My head felt as if it might explode as Shaunie pointed a vindictive finger at Tom Akers, the most passive child in the room. Flushing a deep red, he was half out of his seat before my voice rumbled around the room like a roll of thunder heralding a long anticipated storm. “Don’t move!” There was an unnatural stillness as our collective energy gathered into an ominous mass. “There’s a seating plan.” I addressed Juicy Lucy who had coloured almost as crimson as Tom Akers. Rooted to the spot her eyes flicked from me to Shaunie.
“Perhaps just this once,” she wheedled.
“Get out!” There was something unnatural about my voice as though it had separated from my will and I watched as it took on a life of its own. “Get out, both of you! You’re a disgrace to the teaching profession and you are a spoiled brat!”

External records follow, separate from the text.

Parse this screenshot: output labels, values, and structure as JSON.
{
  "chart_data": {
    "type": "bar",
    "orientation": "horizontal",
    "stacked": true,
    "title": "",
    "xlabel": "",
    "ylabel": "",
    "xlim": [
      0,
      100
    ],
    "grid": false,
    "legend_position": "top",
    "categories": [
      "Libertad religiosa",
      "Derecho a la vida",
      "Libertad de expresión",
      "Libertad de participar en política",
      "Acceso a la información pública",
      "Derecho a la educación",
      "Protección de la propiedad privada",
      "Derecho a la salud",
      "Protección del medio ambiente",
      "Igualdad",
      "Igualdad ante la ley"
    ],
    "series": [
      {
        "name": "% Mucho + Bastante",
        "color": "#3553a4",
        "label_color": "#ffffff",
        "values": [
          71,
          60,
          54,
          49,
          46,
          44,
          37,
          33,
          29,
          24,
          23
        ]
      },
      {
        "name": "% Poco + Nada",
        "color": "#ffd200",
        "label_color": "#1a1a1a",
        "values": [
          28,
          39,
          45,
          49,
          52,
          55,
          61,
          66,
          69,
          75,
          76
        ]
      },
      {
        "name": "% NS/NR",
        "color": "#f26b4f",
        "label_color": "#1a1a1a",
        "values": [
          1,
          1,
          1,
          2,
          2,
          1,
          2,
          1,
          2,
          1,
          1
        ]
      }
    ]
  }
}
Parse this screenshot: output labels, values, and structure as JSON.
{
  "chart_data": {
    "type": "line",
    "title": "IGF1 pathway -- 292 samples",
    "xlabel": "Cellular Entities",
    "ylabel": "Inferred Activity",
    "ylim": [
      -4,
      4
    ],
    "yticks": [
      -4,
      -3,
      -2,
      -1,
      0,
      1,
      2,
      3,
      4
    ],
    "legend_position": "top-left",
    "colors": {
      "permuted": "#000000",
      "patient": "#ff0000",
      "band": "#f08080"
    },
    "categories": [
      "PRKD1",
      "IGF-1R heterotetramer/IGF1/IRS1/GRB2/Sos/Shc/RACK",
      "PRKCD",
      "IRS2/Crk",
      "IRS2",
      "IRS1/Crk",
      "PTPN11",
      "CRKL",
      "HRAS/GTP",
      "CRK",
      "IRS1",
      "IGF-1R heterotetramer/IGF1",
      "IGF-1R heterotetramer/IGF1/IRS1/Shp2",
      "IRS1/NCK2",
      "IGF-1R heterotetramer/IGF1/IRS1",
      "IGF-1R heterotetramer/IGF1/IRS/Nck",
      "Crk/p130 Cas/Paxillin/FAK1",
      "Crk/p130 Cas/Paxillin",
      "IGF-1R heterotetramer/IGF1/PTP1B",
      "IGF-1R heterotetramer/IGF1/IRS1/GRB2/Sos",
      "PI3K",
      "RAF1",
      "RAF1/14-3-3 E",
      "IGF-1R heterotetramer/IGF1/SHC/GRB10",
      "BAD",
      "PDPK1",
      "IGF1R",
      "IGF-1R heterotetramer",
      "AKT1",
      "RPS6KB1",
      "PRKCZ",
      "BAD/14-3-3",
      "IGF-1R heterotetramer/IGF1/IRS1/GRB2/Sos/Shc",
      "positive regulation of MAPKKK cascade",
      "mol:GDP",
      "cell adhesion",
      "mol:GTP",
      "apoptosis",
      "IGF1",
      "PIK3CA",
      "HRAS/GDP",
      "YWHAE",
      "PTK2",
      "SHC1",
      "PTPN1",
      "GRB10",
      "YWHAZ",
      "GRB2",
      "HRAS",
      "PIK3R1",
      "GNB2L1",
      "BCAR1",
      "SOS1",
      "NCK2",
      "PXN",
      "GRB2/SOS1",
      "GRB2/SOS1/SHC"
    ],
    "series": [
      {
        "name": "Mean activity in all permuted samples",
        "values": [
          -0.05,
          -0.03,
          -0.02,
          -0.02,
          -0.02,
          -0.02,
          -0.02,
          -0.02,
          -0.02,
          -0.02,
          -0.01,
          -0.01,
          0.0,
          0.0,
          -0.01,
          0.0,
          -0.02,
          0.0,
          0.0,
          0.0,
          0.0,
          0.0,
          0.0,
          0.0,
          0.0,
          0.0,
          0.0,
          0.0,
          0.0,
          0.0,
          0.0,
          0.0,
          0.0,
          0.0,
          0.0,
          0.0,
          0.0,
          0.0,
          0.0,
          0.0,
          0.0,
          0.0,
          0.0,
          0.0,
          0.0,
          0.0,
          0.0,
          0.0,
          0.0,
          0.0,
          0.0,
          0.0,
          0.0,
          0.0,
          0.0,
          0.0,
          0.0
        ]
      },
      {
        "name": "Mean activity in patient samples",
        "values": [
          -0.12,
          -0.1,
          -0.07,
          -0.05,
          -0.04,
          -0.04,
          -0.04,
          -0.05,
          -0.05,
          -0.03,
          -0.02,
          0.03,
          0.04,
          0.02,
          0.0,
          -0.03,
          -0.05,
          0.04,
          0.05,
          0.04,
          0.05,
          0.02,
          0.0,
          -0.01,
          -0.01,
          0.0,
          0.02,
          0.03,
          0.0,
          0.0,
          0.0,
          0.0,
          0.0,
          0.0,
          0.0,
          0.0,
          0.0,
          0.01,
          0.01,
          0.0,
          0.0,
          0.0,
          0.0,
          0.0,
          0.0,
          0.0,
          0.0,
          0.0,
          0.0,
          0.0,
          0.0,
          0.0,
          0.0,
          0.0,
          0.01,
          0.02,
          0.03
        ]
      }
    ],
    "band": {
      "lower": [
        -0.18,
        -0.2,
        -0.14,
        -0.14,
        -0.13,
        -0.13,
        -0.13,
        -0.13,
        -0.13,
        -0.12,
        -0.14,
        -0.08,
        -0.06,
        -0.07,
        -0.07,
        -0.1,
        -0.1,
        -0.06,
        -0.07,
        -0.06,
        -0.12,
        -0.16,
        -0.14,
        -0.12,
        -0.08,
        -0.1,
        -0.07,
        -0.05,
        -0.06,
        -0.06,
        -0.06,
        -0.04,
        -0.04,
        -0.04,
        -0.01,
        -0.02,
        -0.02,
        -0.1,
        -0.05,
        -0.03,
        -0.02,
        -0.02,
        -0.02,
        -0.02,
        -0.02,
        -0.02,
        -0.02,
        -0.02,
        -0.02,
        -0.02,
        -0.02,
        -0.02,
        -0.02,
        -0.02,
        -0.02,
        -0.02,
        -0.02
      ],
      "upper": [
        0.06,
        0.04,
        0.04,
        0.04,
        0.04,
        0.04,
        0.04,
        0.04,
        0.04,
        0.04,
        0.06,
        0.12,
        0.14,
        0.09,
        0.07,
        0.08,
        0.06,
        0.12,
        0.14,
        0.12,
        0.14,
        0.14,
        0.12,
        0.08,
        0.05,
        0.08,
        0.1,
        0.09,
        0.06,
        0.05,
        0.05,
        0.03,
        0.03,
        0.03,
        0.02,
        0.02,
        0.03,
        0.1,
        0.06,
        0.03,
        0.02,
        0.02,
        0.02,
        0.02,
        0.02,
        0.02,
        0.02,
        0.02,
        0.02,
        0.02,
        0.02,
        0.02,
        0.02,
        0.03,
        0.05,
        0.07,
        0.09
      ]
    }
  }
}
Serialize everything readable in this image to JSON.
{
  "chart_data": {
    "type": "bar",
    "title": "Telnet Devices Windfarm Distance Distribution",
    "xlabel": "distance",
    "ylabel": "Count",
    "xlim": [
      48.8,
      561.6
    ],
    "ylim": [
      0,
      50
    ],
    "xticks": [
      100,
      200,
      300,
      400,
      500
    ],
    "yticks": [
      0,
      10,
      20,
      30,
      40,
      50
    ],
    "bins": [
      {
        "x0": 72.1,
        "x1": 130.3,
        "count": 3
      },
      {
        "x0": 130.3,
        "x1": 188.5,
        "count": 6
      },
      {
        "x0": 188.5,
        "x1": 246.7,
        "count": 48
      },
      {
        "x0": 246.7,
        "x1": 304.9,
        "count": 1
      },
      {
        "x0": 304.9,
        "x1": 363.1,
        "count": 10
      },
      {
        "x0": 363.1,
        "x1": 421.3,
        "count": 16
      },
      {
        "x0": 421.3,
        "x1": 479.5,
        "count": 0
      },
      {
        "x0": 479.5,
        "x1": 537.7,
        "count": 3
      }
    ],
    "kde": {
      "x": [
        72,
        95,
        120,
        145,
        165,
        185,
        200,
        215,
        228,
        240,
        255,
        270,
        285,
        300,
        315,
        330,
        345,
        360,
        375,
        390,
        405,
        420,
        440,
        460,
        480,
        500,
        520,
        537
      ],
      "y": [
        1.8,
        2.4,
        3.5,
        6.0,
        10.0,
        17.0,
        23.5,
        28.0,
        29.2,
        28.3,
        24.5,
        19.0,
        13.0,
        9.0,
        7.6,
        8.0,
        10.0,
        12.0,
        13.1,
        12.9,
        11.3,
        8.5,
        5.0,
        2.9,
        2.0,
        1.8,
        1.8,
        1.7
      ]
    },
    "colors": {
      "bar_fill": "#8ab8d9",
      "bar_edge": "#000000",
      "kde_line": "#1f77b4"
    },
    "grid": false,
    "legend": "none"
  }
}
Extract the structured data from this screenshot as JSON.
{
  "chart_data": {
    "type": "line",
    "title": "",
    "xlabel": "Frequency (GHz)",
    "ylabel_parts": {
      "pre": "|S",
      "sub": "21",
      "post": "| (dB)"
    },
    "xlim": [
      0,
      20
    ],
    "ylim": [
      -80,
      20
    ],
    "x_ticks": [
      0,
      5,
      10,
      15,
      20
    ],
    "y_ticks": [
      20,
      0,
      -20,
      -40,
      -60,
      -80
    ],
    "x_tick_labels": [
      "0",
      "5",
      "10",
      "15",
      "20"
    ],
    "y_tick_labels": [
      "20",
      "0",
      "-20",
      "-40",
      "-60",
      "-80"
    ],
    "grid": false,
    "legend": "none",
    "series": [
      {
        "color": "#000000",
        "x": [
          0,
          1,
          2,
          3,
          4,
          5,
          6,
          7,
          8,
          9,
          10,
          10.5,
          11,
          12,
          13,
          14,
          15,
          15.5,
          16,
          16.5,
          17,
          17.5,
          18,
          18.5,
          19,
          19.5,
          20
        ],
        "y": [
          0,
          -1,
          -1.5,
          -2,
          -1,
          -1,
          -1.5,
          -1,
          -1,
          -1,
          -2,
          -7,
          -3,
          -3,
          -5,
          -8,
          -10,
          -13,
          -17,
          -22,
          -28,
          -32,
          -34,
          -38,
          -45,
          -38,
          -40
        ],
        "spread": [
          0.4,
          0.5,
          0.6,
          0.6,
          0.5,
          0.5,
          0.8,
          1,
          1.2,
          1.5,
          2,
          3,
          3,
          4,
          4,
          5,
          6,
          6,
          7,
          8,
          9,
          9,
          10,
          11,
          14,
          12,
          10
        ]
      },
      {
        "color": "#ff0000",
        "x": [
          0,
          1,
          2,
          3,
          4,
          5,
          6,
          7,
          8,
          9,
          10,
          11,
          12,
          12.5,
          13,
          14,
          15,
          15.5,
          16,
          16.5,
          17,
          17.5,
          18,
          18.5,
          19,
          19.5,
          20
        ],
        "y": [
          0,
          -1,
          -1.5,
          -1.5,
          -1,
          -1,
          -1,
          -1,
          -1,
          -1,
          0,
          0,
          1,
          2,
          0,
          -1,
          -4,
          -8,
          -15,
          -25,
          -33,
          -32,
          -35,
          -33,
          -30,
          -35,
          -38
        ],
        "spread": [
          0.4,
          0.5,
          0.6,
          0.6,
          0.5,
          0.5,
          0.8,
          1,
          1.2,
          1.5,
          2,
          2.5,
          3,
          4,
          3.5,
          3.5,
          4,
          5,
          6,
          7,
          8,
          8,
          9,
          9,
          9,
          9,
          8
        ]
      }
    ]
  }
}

No-one moved and the lack of air in the room felt like it could choke us all. “Get – out - of – my – fucking – room – now!” Juicy finally reacted, springing to life like she’d been stuck with a cattle prod. Scurrying to the door, herding a jubilant faced Shaunie with her, her eyes bored into mine silently communicating, “You are so fucked.” And she was right. Within five minutes the head/used car salesman had relieved me of my duties and I was hustled out of the school faster than I would have thought possible.
I got six months ‘sick pay’ and a reference which I suppose given the circumstances was as much as I could hope for. The money didn’t last long but I hear Argos are hiring for Christmas.